For the past 12 years, Campus Travel Service has collected information on more than 700 residences around the world that welcome travelers. This year, the 76-page U.S. and World Wide Travel Accommodations Guide has been updated with a four-page insert detailing changes.

Listings in the guide include rates, the time periods that rooms are available, student and teacher discounts, restrictions (such as alcohol on campus and if children are allowed), who to contact to make reservations and activities in the area.

More than 400 residences in Canada and the United States have accommodations available. Rates, usually for single or twin rooms, average $12 to $24 per night.

Popular foreign destinations such as Paris, Berlin, Copenhagen, Amsterdam and Vienna also have campus accommodations. For example, this year you can find single rooms at University College UCD Village in Dublin for about $27 per night. London is the one city where the rates have shot up in the last year. You can expect to pay at least $36 per night for residence lodging. Also included in the guide are addresses for bed and breakfast associations in North America and abroad, drive-away companies that need travelers to deliver cars, home exchange and youth hostel organizations and a listing of 43 YMCA-affiliated lodging centers in 39 North American cities and 26 overseas countries, which this year is offering single and twin accommodation at an average rate of $25 to $35 per room, per night.

Copies of the U.S. and World Wide Travel Accommodations Guide are available for $13, plus $1.50 for first-class postage, from Campus Travel Service, P.O. Box 8355, Newport Beach 92660.

Information on the 80 residences offering accommodations across Canada between April and late August also is available in "Sleeping Across Canada: Economical Accommodation at Universities and Colleges," by Keys Enterprises. Listings range from a room for a couple on Vancouver Island for $30, and 33 residences in Ontario, to information on how a senior couple can stay at the second-oldest university on the continent (Laval University, Quebec City) for $25, plus 15 residences in the Maritimes that welcome travelers. The booklet is available by mail for $5 from Keys Enterprises, Box 130, Grafton, Ontario, Canada KOK 2G0.

You may have heard stories about travelers being able to get great deals on air travel by working as couriers, and in some cases that's true.

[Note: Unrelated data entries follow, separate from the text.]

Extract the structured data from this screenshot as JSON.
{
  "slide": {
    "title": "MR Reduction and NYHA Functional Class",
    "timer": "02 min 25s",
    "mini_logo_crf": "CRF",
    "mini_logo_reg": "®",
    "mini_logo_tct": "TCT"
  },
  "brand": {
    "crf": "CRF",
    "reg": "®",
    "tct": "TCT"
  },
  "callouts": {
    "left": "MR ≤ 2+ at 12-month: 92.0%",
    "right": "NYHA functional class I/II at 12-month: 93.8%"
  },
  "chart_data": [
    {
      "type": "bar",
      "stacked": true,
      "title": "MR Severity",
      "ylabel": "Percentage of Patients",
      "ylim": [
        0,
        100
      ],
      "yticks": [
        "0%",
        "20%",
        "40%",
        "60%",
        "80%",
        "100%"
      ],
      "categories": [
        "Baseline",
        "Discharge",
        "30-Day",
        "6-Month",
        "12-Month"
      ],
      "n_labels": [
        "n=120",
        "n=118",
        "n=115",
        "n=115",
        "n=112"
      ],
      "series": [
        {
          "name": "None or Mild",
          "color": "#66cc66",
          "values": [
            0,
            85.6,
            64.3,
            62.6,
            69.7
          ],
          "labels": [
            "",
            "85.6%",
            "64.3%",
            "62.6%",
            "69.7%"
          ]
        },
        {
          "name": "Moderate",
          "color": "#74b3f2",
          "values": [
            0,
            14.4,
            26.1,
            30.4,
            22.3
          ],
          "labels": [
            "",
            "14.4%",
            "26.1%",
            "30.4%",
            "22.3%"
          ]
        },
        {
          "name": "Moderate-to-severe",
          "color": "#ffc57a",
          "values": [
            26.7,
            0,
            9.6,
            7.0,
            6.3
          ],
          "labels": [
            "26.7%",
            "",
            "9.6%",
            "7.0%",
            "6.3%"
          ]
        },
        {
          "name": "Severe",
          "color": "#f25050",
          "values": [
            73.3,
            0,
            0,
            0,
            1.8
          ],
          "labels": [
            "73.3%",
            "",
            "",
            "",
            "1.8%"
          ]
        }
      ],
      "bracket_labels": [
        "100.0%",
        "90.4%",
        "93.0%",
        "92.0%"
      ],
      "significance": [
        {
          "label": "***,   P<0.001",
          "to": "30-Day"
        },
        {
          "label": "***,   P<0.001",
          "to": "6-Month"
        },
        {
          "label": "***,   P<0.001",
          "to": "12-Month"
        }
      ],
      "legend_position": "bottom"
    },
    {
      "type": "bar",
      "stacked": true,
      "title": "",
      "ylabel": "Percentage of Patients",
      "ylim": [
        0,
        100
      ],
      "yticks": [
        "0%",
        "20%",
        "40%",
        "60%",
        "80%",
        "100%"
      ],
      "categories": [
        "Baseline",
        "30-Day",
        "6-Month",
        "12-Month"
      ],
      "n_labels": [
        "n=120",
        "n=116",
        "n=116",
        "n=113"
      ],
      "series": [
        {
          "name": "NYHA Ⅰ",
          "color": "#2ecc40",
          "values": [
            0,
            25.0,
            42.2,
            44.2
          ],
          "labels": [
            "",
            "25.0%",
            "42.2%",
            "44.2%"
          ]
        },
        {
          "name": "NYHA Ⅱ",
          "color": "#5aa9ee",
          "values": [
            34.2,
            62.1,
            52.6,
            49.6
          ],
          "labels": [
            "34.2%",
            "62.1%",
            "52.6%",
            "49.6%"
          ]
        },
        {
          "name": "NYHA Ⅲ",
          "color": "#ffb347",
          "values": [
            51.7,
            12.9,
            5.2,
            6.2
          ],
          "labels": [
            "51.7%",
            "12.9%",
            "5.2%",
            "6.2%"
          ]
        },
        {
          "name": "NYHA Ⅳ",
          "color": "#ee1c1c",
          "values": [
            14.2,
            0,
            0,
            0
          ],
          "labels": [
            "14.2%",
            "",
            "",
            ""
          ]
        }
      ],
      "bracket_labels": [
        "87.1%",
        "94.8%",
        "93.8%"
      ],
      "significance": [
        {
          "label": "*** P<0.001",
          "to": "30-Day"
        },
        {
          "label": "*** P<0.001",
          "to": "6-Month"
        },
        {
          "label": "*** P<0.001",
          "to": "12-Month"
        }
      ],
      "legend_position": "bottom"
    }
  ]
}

But before you commit yourself, you should thoroughly research fares to make sure that you are saving enough to make the restrictions you have to deal with worthwhile.

"I probably wouldn't do it again," said a traveler from Toronto who paid $375 in exchange for working as a courier on a return flight to London, England. She had signed up a month in advance, was limited to taking hand luggage only, was restricted to 10 days away and spent "forever" clearing seven bags of mail through customs on her return journey. Looking back, and considering price-war rates, she's decided "for a little bit extra I'd rather be able to stay longer and take more luggage."

The courier business was created because of a need by companies to have time-sensitive documents, and items such as medicine, delivered quickly. They clear customs faster when being sent as personal luggage.

Courier companies (see "international couriers" in your telephone directory) have been offering greatly reduced air fares to travelers, who have, in turn, been willing to travel with hand luggage so that the company can use its allotted luggage space.

However, the success of this system has hurt it for would-be couriers. As author Susan Griffith points out in "Work Your Way Around the World" (published by Vacation Work): "The industry is taking advantage of the huge supply of hopeful couriers by charging them a hefty portion of the fares, which they call an administration fee."

Your best bet these days is to shop around and compare the cheapest flights available before committing. Remember, it's possible to travel on inexpensive charter flights from many major U.S. cities without having to buy a tour package. Often a good place to investigate cheap fares is through student travel agencies. Many of the products they offer are also available to non-students.